Semana passada, a revista TPM lançou a campanha #Precisamos falar sobre aborto. Precisamos falar, gritar e continuar falando sobre aborto. E, precisamos legalizar o aborto, é urgente. Há pesquisas que indicam que a cada dois dias morre uma mulher no Brasil em consequência de um aborto clandestino. Esse número é barbaro, é escandaloso, é desumano. Essa mesma mulher que morre no Brasil provavelmente não morreria se morasse na França, no Canadá, no Uruguai, em Portugal, na Espanha, na Inglaterra e em tantos outros países onde o direito a escolha é legal e o aborto é feito gratuitamente e em segurança, oferecido a quem dele precise.

Banner da Campanha '#Precisamos Falar Sobre Aborto' da Revista TPM.
Banner da Campanha ‘#Precisamos Falar Sobre Aborto’ da Revista TPM.
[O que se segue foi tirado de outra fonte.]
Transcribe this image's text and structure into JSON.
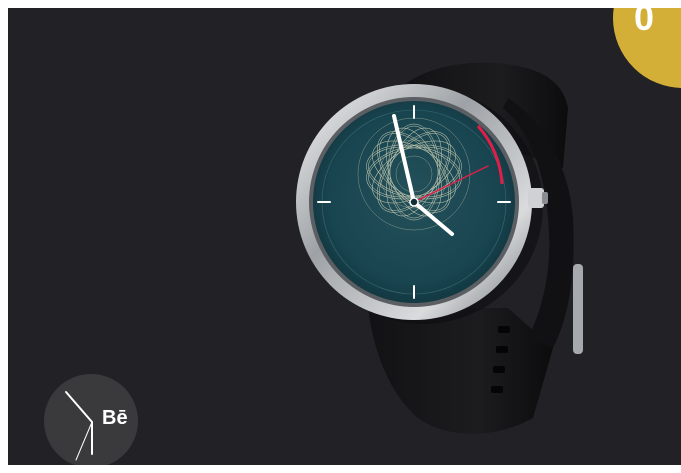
{
  "corner_badge": {
    "text": "0",
    "color": "#d4af37"
  },
  "behance_badge": {
    "text": "Bē",
    "icon": "behance-logo"
  },
  "watch": {
    "strap_color": "#18181a",
    "case_color": "#b9bcc0",
    "dial_color": "#1d5c66",
    "spirograph_color": "#e7e4c3",
    "second_hand_color": "#e11d48"
  }
}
Podemos não ter feito um aborto, mas em algum momento já ajudamos uma mulher que abortou durante sua recuperação ou uma amiga a procurar quem fizesse um aborto. Já fomos juntas tentar comprar remédio para tentar fazer um aborto. Felizmente, a maioria de nossas conhecidas estão vivas, mas muitos preferiam que elas estivessem mortas. Porque a empatia não existe nesses casos. Aos olhos do Estado brasileiro todas somos criminosas. Todas somos clandestinas.

A vida das mulheres, especialmente a vida das mulheres pobres — em sua maioria negras — no Brasil vale pouco, muito pouco, quase nada. Só num lugar onde a mulher não tem o menor valor pode-se conviver com um número escandaloso de mortes como esse e fingir que está tudo bem, que é assim mesmo, que não há nada a fazer.
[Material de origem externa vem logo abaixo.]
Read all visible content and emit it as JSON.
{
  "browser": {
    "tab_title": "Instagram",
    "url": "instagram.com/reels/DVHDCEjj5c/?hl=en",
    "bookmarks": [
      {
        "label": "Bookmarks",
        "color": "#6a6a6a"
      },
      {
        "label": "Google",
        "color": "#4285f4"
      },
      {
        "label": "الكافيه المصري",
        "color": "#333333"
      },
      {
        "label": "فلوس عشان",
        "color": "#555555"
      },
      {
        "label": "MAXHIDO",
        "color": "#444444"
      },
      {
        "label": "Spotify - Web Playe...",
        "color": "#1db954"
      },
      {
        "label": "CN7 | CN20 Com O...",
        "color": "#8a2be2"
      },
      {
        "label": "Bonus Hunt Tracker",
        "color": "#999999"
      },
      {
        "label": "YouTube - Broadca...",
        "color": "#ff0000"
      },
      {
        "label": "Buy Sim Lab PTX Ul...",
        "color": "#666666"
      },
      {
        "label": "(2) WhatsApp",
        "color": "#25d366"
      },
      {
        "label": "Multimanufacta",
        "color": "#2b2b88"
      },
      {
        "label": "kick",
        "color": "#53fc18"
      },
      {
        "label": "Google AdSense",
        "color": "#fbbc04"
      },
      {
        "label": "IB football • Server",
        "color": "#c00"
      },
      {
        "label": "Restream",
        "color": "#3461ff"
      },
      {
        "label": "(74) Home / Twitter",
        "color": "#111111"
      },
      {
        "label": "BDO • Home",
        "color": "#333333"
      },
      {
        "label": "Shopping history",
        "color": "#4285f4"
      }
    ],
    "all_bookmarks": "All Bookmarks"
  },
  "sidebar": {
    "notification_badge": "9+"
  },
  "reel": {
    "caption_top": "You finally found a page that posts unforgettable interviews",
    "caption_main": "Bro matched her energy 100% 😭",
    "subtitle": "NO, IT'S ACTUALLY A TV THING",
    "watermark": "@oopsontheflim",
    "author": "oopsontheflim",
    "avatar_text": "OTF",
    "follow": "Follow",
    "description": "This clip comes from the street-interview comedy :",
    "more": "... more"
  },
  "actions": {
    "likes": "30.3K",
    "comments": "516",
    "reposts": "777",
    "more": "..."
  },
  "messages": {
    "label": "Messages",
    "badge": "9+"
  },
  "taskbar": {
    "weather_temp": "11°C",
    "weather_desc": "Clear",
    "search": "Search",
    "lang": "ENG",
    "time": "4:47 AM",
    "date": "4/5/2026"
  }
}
Só num lugar onde a vida e o corpo de uma mulher valha tão pouco pode-se criminalizá-la pelas suas escolhas e criminalizar quem as ajuda, quem as acolhe, quem se solidariza com a sua situação. Ao indiciar pessoas por “apoio moral” ao aborto, a mensagem nefasta é bem clara: a mulher que aborta é uma criminosa, uma pecadora e deve ser abandonada por todos. Quem ousar ajudá-la será processado como cúmplice. Isso é a realidade do Brasil em 2014. Isolar e banir mulheres do convívio social pelo uso livre que fazem de sua própria sexualidade.
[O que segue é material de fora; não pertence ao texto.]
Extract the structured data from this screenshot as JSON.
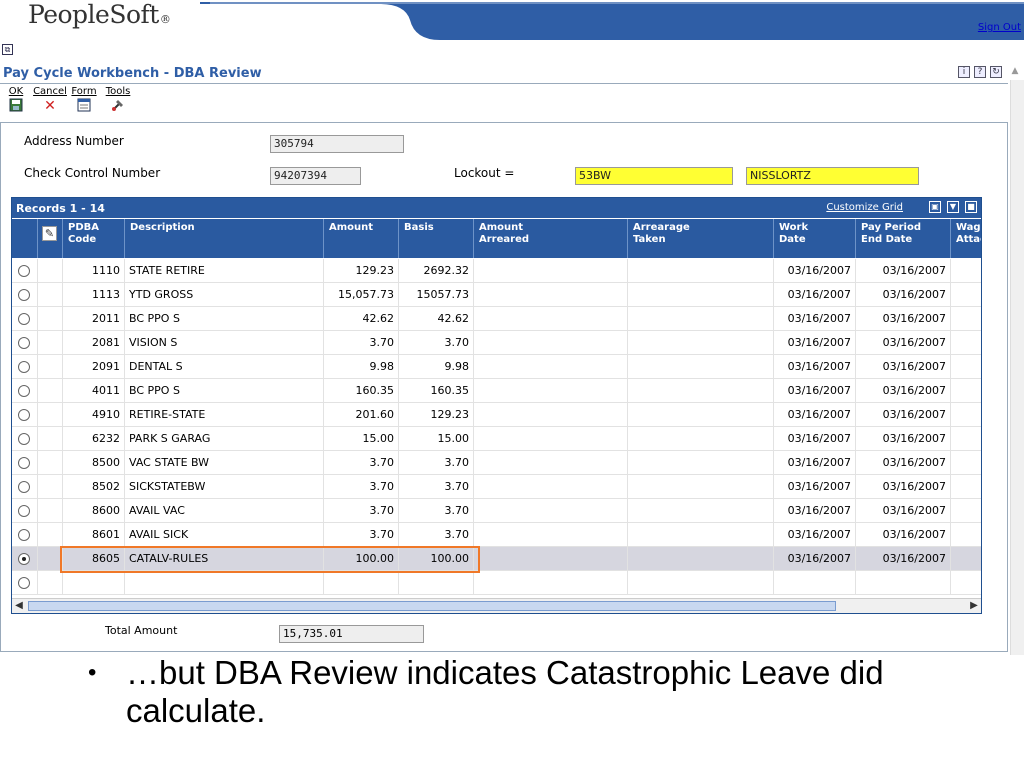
{
  "header": {
    "logo": "PeopleSoft",
    "logo_mark": "®",
    "sign_out": "Sign Out"
  },
  "form": {
    "title": "Pay Cycle Workbench - DBA Review"
  },
  "toolbar": {
    "items": [
      {
        "label": "OK",
        "icon": "save-icon"
      },
      {
        "label": "Cancel",
        "icon": "close-icon"
      },
      {
        "label": "Form",
        "icon": "form-icon"
      },
      {
        "label": "Tools",
        "icon": "tools-icon"
      }
    ]
  },
  "fields": {
    "address_number_label": "Address Number",
    "address_number_value": "305794",
    "check_control_label": "Check Control Number",
    "check_control_value": "94207394",
    "lockout_label": "Lockout =",
    "lockout_value1": "53BW",
    "lockout_value2": "NISSLORTZ"
  },
  "grid": {
    "records_label": "Records 1 - 14",
    "customize_label": "Customize Grid",
    "columns": [
      {
        "label": "PDBA\nCode"
      },
      {
        "label": "Description"
      },
      {
        "label": "Amount"
      },
      {
        "label": "Basis"
      },
      {
        "label": "Amount\nArreared"
      },
      {
        "label": "Arrearage\nTaken"
      },
      {
        "label": "Work\nDate"
      },
      {
        "label": "Pay Period\nEnd Date"
      },
      {
        "label": "Wage\nAttach"
      }
    ],
    "rows": [
      {
        "code": "1110",
        "desc": "STATE RETIRE",
        "amount": "129.23",
        "basis": "2692.32",
        "work": "03/16/2007",
        "ppend": "03/16/2007"
      },
      {
        "code": "1113",
        "desc": "YTD GROSS",
        "amount": "15,057.73",
        "basis": "15057.73",
        "work": "03/16/2007",
        "ppend": "03/16/2007"
      },
      {
        "code": "2011",
        "desc": "BC PPO S",
        "amount": "42.62",
        "basis": "42.62",
        "work": "03/16/2007",
        "ppend": "03/16/2007"
      },
      {
        "code": "2081",
        "desc": "VISION S",
        "amount": "3.70",
        "basis": "3.70",
        "work": "03/16/2007",
        "ppend": "03/16/2007"
      },
      {
        "code": "2091",
        "desc": "DENTAL S",
        "amount": "9.98",
        "basis": "9.98",
        "work": "03/16/2007",
        "ppend": "03/16/2007"
      },
      {
        "code": "4011",
        "desc": "BC PPO S",
        "amount": "160.35",
        "basis": "160.35",
        "work": "03/16/2007",
        "ppend": "03/16/2007"
      },
      {
        "code": "4910",
        "desc": "RETIRE-STATE",
        "amount": "201.60",
        "basis": "129.23",
        "work": "03/16/2007",
        "ppend": "03/16/2007"
      },
      {
        "code": "6232",
        "desc": "PARK S GARAG",
        "amount": "15.00",
        "basis": "15.00",
        "work": "03/16/2007",
        "ppend": "03/16/2007"
      },
      {
        "code": "8500",
        "desc": "VAC STATE BW",
        "amount": "3.70",
        "basis": "3.70",
        "work": "03/16/2007",
        "ppend": "03/16/2007"
      },
      {
        "code": "8502",
        "desc": "SICKSTATEBW",
        "amount": "3.70",
        "basis": "3.70",
        "work": "03/16/2007",
        "ppend": "03/16/2007"
      },
      {
        "code": "8600",
        "desc": "AVAIL VAC",
        "amount": "3.70",
        "basis": "3.70",
        "work": "03/16/2007",
        "ppend": "03/16/2007"
      },
      {
        "code": "8601",
        "desc": "AVAIL SICK",
        "amount": "3.70",
        "basis": "3.70",
        "work": "03/16/2007",
        "ppend": "03/16/2007"
      },
      {
        "code": "8605",
        "desc": "CATALV-RULES",
        "amount": "100.00",
        "basis": "100.00",
        "work": "03/16/2007",
        "ppend": "03/16/2007",
        "selected": true
      },
      {
        "code": "",
        "desc": "",
        "amount": "",
        "basis": "",
        "work": "",
        "ppend": ""
      }
    ]
  },
  "totals": {
    "label": "Total Amount",
    "value": "15,735.01"
  },
  "slide": {
    "bullet": "…but DBA Review indicates Catastrophic Leave did calculate."
  }
}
Achamos que mulheres devem ter direito ao aborto. Achamos que a sociedade tem que descriminalizar e, mais ainda, trivializar essa decisão. Não achamos que decidir fazer um aborto precise ser uma decisão difícil ou dolorida. Uma mulher deve poder decidir sem ninguém julgar. Se ela sofre ou não, se tem sentimentos ou não, não nos interessa e não deveria interessar a ninguém. Se ela resolve abortar porque não tem como criar um filho, ou porque não quer, ou porque tem nojo de ter um feto se desenvolvendo na barriga não deveria fazer diferença NENHUMA. É difícil decidir hoje? É sofrido? Sim. Mas não pelo aborto em si, mas por toda uma cultura de culpabilização da mulher, de controle do sexo e do gozo, de criminalização do aborto. Falar de aborto é falar de sexo. De liberdade sexual para mulheres. Não dá para falar de um moralizando o outro.

Não é possível falar de aborto cobrindo o sexo com moralismos. Mulheres fazem sexo por prazer. Mulheres que fazem sexo por prazer tem que ter o direito a fazer um aborto quando engravidarem e não quiserem estar grávidas. Lidem com isso. Isso não é sobre a vida de um feto, é sobre a vida das mulheres. É sobre o direito de se relacionar sexualmente e livremente. É sobre o direito ao próprio corpo. É sobre liberdade.

O que desejamos para as pessoas, para nossas amigas, irmãs, sobrinhas, filhas das amigas, primas, filhas das minhas primas, tias, mães, avós é que elas possam viver sua sexualidade de forma livre e segura. Todas as vezes que nos calamos sobre o aborto estamos colocando em risco a segurança e a felicidade de cada uma das mulheres que amamos. Cada vez que alguém escolhe individualmente “não se envolver” estamos colocando em risco as mulheres que amamos e todas as mulheres que são amadas por alguém.

Referência

(1) Tradução livre de uma frase do texto “Un pas en avant, deux pas en arrière”.